Doch ein paar Weihnachtsmärkte stehen alljährlich ganz weit oben in der Gunst der Berliner und Berlin-Besucher, und diese dürfen in einer Terminübersicht natürlich nicht fehlen. Da das erste Adventswochende in diesem Jahr schon recht früh liegt, beginnen auch die Weihnachtsmärkte schon in der späten November-Mitte, viele bereits am vorletzten November-Wochenende. Zu den Highlights gehört wie immer der nostalgische Weihnachtsmarkt am Gendarmenmarkt, der 2011 vom 21.11. bis zum 31.12. geöffnet sein wird. Was es sonst noch gibt, erfahrt Ihr im Folgenden.

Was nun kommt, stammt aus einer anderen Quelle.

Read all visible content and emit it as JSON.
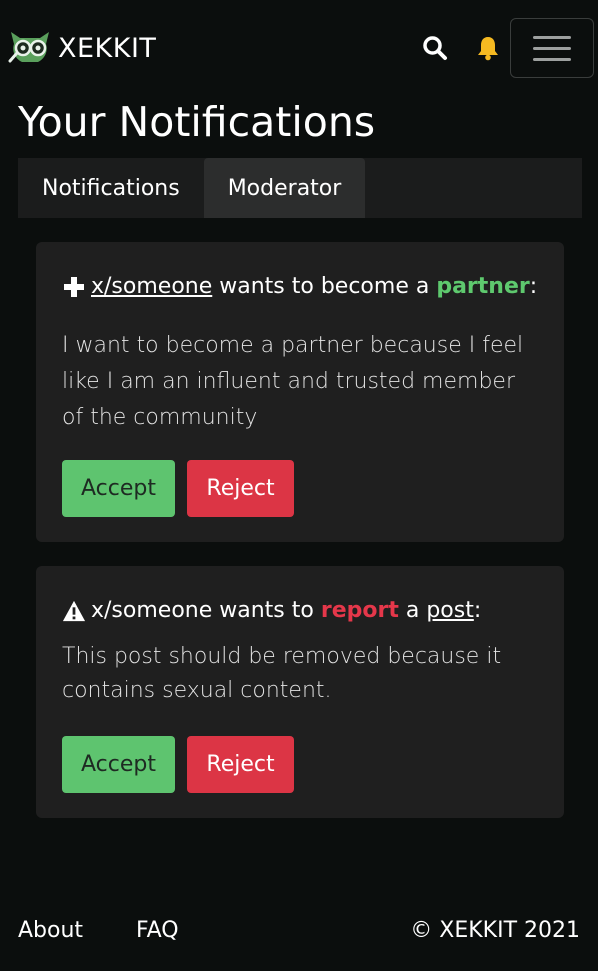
{
  "brand": {
    "name": "XEKKIT"
  },
  "page": {
    "title": "Your Notifications"
  },
  "tabs": [
    {
      "label": "Notifications",
      "active": false
    },
    {
      "label": "Moderator",
      "active": true
    }
  ],
  "requests": [
    {
      "icon": "plus-icon",
      "user": "x/someone",
      "text_middle": " wants to become a ",
      "keyword": "partner",
      "text_end": ":",
      "message": "I want to become a partner because I feel like I am an influent and trusted member of the community",
      "accept_label": "Accept",
      "reject_label": "Reject"
    },
    {
      "icon": "warning-icon",
      "user": "x/someone",
      "text_middle": " wants to ",
      "keyword": "report",
      "text_middle2": " a ",
      "target": "post",
      "text_end": ":",
      "message": "This post should be removed because it contains sexual content.",
      "accept_label": "Accept",
      "reject_label": "Reject"
    }
  ],
  "footer": {
    "about": "About",
    "faq": "FAQ",
    "copyright": "© XEKKIT 2021"
  },
  "colors": {
    "background": "#0b0e0d",
    "card": "#1f1f1f",
    "accent_green": "#5ec96e",
    "accent_red": "#e5374a",
    "bell": "#f5b921"
  }
}
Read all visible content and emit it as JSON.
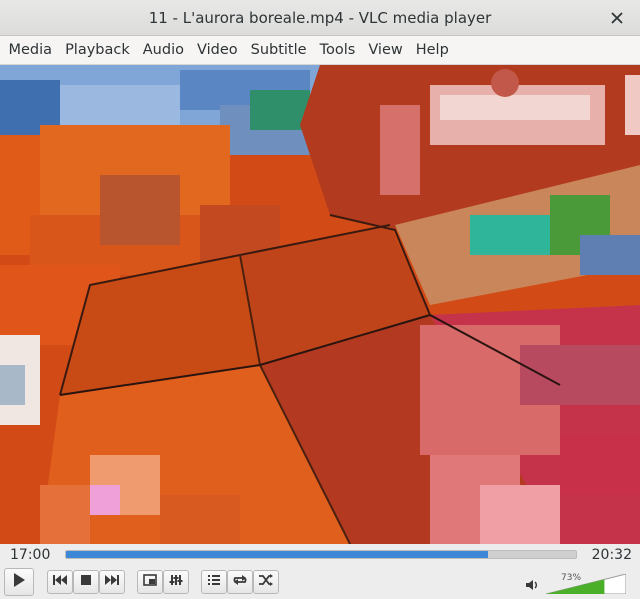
{
  "window": {
    "title": "11 - L'aurora boreale.mp4 - VLC media player",
    "close_icon": "close-icon"
  },
  "menu": {
    "items": [
      "Media",
      "Playback",
      "Audio",
      "Video",
      "Subtitle",
      "Tools",
      "View",
      "Help"
    ]
  },
  "player": {
    "elapsed": "17:00",
    "total": "20:32",
    "progress_percent": 82.8,
    "volume_label": "73%",
    "volume_percent": 73
  },
  "icons": {
    "play": "play-icon",
    "previous": "skip-previous-icon",
    "stop": "stop-icon",
    "next": "skip-next-icon",
    "fullscreen": "fullscreen-icon",
    "extended": "equalizer-icon",
    "playlist": "playlist-icon",
    "loop": "loop-icon",
    "shuffle": "shuffle-icon",
    "volume": "speaker-icon"
  },
  "colors": {
    "progress": "#3d88d6",
    "volume": "#4caf2a"
  }
}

Berliner Weihnachtsmärkte 2011: Die beliebtesten Adressen

Auch der Weihnachtsmarkt am Lichter-geschmückten Schloss Charlottenburg eröffnet bereits am 21. November, kann jedoch nur bis einschließlich 26. Dezember besucht werden. Die zauberhafte Beleuchtung des Schlosses, des Parks und des Marktes selbst machen diese Adresse zu einer der beliebtesten in ganz Berlin, an rund 150 Ständen werden vor allem weihnachtliche Köstlichkeiten und Kunsthandwerkserzeugnisse angeboten, während auf kleinen Live-Bühnen Weihnachtsmusik zum Besten gegeben wird.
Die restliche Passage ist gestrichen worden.